The point being that people know you have to click on links so having the text ‘click here’ as the a link is like having a door with sign saying ‘this is a door’. In addition people have to read on to find out where the link will take them whereas in the second example there is an immediate connection between the link and it’s probably destination.
Well. I think it’s easy to overdo this. Metafilter is a prime example.
In fact I think links in a body of text should only be used when space is short. I would much prefer something more like…

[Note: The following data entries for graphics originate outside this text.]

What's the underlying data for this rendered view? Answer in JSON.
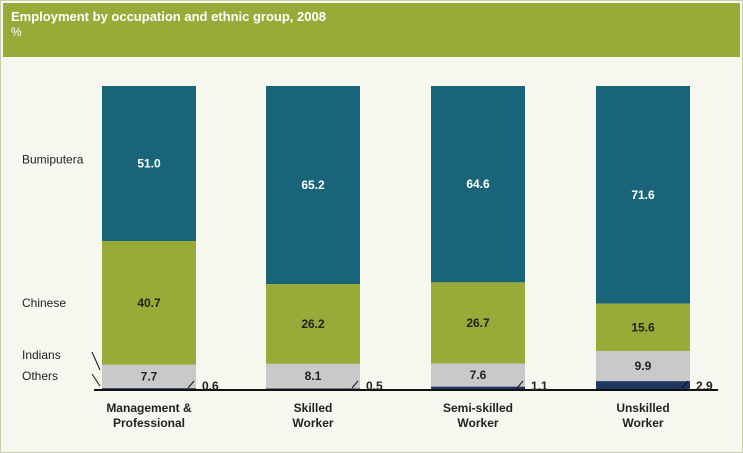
{
  "chart_data": {
    "type": "bar",
    "stacked": true,
    "percent_stacked": true,
    "title": "Employment by occupation and ethnic group, 2008",
    "unit": "%",
    "categories": [
      "Management & Professional",
      "Skilled Worker",
      "Semi-skilled Worker",
      "Unskilled Worker"
    ],
    "category_lines": [
      [
        "Management &",
        "Professional"
      ],
      [
        "Skilled",
        "Worker"
      ],
      [
        "Semi-skilled",
        "Worker"
      ],
      [
        "Unskilled",
        "Worker"
      ]
    ],
    "series": [
      {
        "name": "Others",
        "values": [
          0.6,
          0.5,
          1.1,
          2.9
        ],
        "color": "#1f3660",
        "label_color": "#222222",
        "label_position": "outside-right"
      },
      {
        "name": "Indians",
        "values": [
          7.7,
          8.1,
          7.6,
          9.9
        ],
        "color": "#c9c9c9",
        "label_color": "#222222",
        "label_position": "inside"
      },
      {
        "name": "Chinese",
        "values": [
          40.7,
          26.2,
          26.7,
          15.6
        ],
        "color": "#9aaa38",
        "label_color": "#222222",
        "label_position": "inside"
      },
      {
        "name": "Bumiputera",
        "values": [
          51.0,
          65.2,
          64.6,
          71.6
        ],
        "color": "#1a6479",
        "label_color": "#ffffff",
        "label_position": "inside"
      }
    ],
    "ylim": [
      0,
      100
    ],
    "grid": false,
    "legend": "left labels"
  },
  "colors": {
    "header_bg": "#9aaa38",
    "panel_bg": "#f6f7ef",
    "border": "#c9cfa8"
  }
}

Giraffes are blah de blah de blah de blah de blah de blah de blah de blah de blah:
- National Geographic Kids page on giraffes
- Great nature-wildlife.com giraffe page
- Wikipedia entry on the Giraffe
- Giraffes at San Diego Zoo
There. Isn’t that nicer? It interupts your flow if you’re trying to talk about something else but can’t the links wait until the end of your paragraph?
Even worse than the Metafilter disease is something I’ve noticed at Wikipedia and also at sites that use a Content Management System that tried to helpfully automatically add hyperlinks to any keywords that it spots. Look at the Wikipedia giraffe article (I must be obsessed with giraffes today)
Look at the words hyperlinked in the opening paragraphs. OK. I might want to know what an Okapi is it’s helpful to have that word linked.
But hyperlinking ‘metres’? Hyperlinking ‘animal’?
Why stop there? Maybe I need to know what ‘tallest’, ‘land’ and ‘living’ mean so link to those pages too. There’s still the words ‘all‘ and ‘and‘ left without a blue underline…
And I’ve seen even sillier examples on other Wikipedia pages. At least they don’t hyperlink to a live stock quote on every single mention of a companies name.